Effects of Large Scale Copyright Enforcement on Infringement and Due Process Procedural Safeguards
Posted: 1 Apr 2014
Date Written: March 31, 2014
To effectively deter current large scale copyright infringement, deterrence theory teaches us that to be effective, enforcement should make sure it can target as many infringements at the same time, or increase its sanctions. Rights holders, sometimes together with governments, have used a variety of strategies to massively increase the scale of enforcement. This paper summarizes the results from case studies on eight enforcement strategies in six countries (US, UK, France, Ireland, Spain and the Netherlands). It presents evidence that the costs of enforcement are pushed onto other players than the rights holders and that higher scale corresponds inevitably with a reduction in legal safeguards compared to existing civil and criminal law procedures. It also discusses the evidence that enforcement has been ineffective.
Method: As a theoretical framework, this study makes a cost benefit analysis of copyright enforcement and takes into account social costs. Deterrence theory as articulated by Bentham and later put into economic terms by Becker, teaches us that rational agents make an economic cost benefit analysis before they break the law, on the risks involved. The greater they perceive the likelihood they get caught and the greater the punishment, the less likely they are to commit the crime. This means copyright enforcement should make sure it can target as many infringements at the same time to be effective, or increase its sanctions. Empirical research shows that increasing the likelihood of capture is more effective. However, this creates costs as well. In order to lower the costs of enforcement, Harris says, procedural safeguards (like standards of evidence) can be removed as a policy choice.

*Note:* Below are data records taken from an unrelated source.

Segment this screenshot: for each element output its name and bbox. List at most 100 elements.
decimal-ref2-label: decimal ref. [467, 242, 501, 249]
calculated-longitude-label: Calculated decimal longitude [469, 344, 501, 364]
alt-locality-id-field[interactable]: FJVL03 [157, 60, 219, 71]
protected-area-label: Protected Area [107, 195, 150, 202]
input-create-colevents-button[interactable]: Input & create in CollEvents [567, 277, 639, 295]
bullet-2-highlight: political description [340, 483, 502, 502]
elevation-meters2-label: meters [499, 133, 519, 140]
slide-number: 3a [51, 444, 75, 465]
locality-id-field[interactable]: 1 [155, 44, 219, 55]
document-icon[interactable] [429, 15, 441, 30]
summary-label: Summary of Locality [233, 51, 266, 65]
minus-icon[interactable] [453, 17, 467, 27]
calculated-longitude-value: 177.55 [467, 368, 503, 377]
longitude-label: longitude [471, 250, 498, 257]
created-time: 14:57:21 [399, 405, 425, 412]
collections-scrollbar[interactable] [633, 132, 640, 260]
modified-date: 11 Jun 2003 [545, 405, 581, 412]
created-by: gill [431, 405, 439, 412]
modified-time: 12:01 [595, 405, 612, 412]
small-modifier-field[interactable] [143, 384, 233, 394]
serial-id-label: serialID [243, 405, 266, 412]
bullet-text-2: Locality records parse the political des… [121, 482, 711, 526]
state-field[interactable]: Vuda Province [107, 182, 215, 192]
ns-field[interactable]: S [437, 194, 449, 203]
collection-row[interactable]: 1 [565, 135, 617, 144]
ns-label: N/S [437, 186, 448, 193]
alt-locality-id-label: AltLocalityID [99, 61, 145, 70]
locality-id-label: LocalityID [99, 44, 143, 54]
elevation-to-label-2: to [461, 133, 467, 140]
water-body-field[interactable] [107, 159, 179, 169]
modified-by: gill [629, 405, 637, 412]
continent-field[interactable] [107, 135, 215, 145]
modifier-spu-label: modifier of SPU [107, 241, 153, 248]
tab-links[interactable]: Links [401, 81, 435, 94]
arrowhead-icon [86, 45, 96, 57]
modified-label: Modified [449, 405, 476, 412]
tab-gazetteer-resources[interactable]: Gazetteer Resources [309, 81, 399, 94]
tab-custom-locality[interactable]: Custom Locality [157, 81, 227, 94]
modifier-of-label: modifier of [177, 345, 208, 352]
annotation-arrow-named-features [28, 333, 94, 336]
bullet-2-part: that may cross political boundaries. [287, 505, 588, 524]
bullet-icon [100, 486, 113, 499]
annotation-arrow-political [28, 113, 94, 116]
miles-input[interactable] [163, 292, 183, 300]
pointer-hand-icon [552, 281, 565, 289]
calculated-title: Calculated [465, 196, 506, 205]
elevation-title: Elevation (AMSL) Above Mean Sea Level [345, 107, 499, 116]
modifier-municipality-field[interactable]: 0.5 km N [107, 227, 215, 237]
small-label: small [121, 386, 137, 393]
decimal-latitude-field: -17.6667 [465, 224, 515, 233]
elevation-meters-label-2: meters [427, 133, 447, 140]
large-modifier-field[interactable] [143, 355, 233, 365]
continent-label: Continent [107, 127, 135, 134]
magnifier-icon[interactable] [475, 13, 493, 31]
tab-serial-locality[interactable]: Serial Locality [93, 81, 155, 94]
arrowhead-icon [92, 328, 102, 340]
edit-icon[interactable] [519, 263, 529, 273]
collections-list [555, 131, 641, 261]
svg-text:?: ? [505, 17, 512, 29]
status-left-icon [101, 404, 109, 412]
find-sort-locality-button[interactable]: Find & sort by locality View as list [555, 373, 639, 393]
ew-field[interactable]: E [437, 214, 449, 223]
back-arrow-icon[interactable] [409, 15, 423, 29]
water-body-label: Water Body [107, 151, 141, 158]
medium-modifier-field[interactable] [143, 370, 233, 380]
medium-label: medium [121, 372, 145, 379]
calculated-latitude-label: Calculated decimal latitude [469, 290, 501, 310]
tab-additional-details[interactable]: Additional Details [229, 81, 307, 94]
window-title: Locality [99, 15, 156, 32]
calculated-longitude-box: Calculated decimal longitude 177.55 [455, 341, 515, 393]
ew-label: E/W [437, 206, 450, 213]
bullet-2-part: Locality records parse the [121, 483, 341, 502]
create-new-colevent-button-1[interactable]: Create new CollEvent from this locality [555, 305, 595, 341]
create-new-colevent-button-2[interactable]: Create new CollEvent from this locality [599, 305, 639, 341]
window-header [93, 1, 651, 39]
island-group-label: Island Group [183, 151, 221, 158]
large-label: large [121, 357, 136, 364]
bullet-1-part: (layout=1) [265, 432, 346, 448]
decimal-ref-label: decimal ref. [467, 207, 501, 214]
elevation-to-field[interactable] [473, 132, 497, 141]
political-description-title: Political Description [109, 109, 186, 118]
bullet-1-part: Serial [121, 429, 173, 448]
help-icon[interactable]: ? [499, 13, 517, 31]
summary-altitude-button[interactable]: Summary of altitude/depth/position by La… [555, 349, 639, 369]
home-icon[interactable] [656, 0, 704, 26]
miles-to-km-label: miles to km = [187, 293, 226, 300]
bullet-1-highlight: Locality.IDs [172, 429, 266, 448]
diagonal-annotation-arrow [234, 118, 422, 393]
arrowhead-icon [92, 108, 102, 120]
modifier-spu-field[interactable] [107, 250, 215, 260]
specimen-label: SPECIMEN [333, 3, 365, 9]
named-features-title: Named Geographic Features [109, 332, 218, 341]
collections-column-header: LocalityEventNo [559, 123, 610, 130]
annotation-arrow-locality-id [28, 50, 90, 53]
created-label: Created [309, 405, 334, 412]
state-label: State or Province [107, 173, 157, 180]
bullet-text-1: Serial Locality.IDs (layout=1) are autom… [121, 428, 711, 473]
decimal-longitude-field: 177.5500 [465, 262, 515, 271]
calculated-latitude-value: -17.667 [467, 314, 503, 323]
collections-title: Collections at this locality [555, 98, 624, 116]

This study looks at 8 procedures that scale up enforcement (target as many infringements at once): mass litigation in the UK, US, notice and takedown in the Netherlands and as applied by Google, Graduated response in France and Ireland, and targeting infringement supply in Spain and the US. Through literature study and 29 interviews with different players relevant to the specific procedures, a step-by-step analysis has been made on how those procedures work in practice, and their influence on specific safeguards and copyright infringement.
Preliminary Findings: Increasing the scale of enforcement has only limited effects on infringement when focused on users. When focused on the supply side of infringement, effects are even less. Those different procedures only scale up when safeguards are diminished. When enforcement scales up, the severity of sanctions decreases. Meanwhile, enforcement costs are massive and have shifted to new players (non-rightsholders): ISPs, and new agencies that handle enforcement. Interestingly, the market for content appears to be functioning quite well.
The results imply that enforcement might not work as a deterrent because the scale and severity of sanctions is too low. Policy makers thus have a choice: to make enforcement more effective this would require even more scale and especially higher severity. This would however be disproportional, and one wonders whether this would be accepted from a human rights or a democratic perspective. Especially when safeguards are further lowered.
Looking at new business models, maybe a better way to move forward would be to accept the status quo, and from an legal economics perspective, accept infringement as an input cost.